Mengenai itu, Peneliti Pusat Kajian Anti Korupsi (PUKAT) Universitas Gajah Mada (UGM), Fariz Fachryan tak memungkiri‎. Sejatinya penindakan yang ditekankan KPK memang belum terasa. Karena kalau dilihat dari perspektrum yang lebih luas, maka agenda pencegahan harusnya jadi agenda bersama stakeholder lain, baik lembaga penegak hukum maupun kementerian/lembaga negara.

"Agenda ini belum jadi agenda bersama penegak hukum dan kementerian/lembaga negara lain. Jadi ya pencegahan korupsi pun belum maksimal‎‎ dilakukan," ujar Fariz kepada Liputan6.com, Kamis 8 Desember 2016.

Meski begitu, dia mengapresiasi apa yang sudah dilakukan Agus Rahardjo cs. Terutama dengan keberaniannya yang menangkap tangan pejabat besar, seperti Ketua DPD Irman Gusman‎. Belum lagi penanganan kasus-kasus besar yang selama ini jalan di tempat, semacam kasus dugaan korupsi proyek pengadaan E-KTP pada 2011-2012 di Kementerian Dalam Negeri.

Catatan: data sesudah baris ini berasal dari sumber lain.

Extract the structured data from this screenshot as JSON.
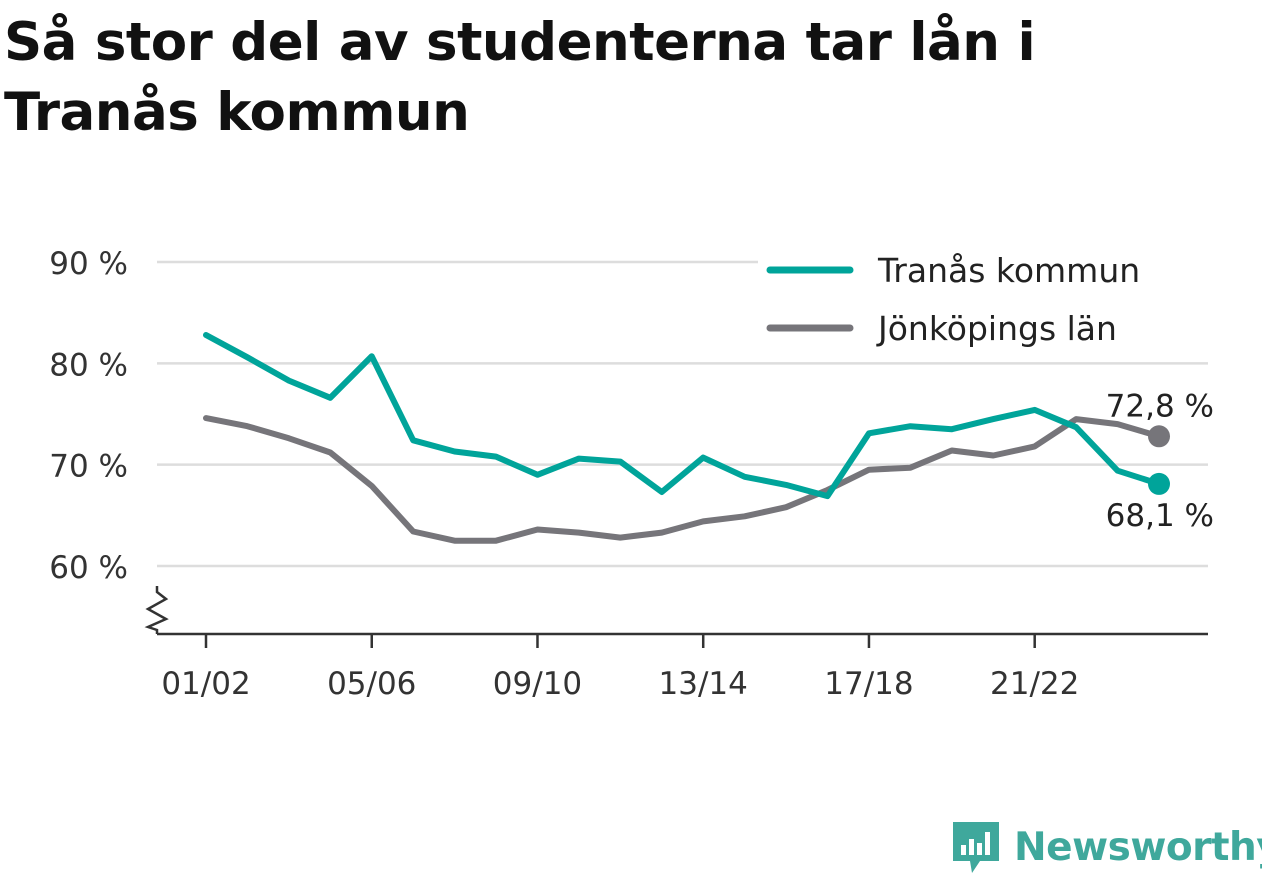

"Jika melihat kasus-kasus yang telah diusut tuntas, tentu hal tersebut perlu diapresiasi. Karena beberapa aktor penting diciduk oleh KPK, seperti Ketua DPD. Selain aktor yang besar, kasus dengan kerugian yang besar seperti e-KTP juga mulai jalan. Tentu kita tidak bisa menutup mata soal hal tersebut," kata Fariz.

Nah, di tengah menumpuknya agenda pemberantasan korupsi ini, Fariz menggarisbawahi, KPK tidak boleh melupakan kasus-kasus besar lainnya yang terbengkalai. Kasus-kasus itu sampai saat ini belum terdengar kembali gaungnya.

Dia mencontohkan kasus dugaan korupsi Bantuan Likuiditas Bank Indonesia (BLBI), kasus-kasus rekening gendut pejabat atau penyelenggara negara, serta kasus dugaan korupsi pemberian Fasilitas Pendanaan Jangka Pendek dan penetapan Bank Century sebagai bank gagal berdampak sistemik.

"Ini adalah hutang yang akan terus ditagih publik. Karena jika janji itu tidak dipenuhi, tentu publik akan mengingat tentang kinerja KPK yang tak mampu mengungkap kasus-kasus besar. Dan KPK sendiri berjanji untuk menyelesaikan kasus-kasus tersebut," ucap Fariz.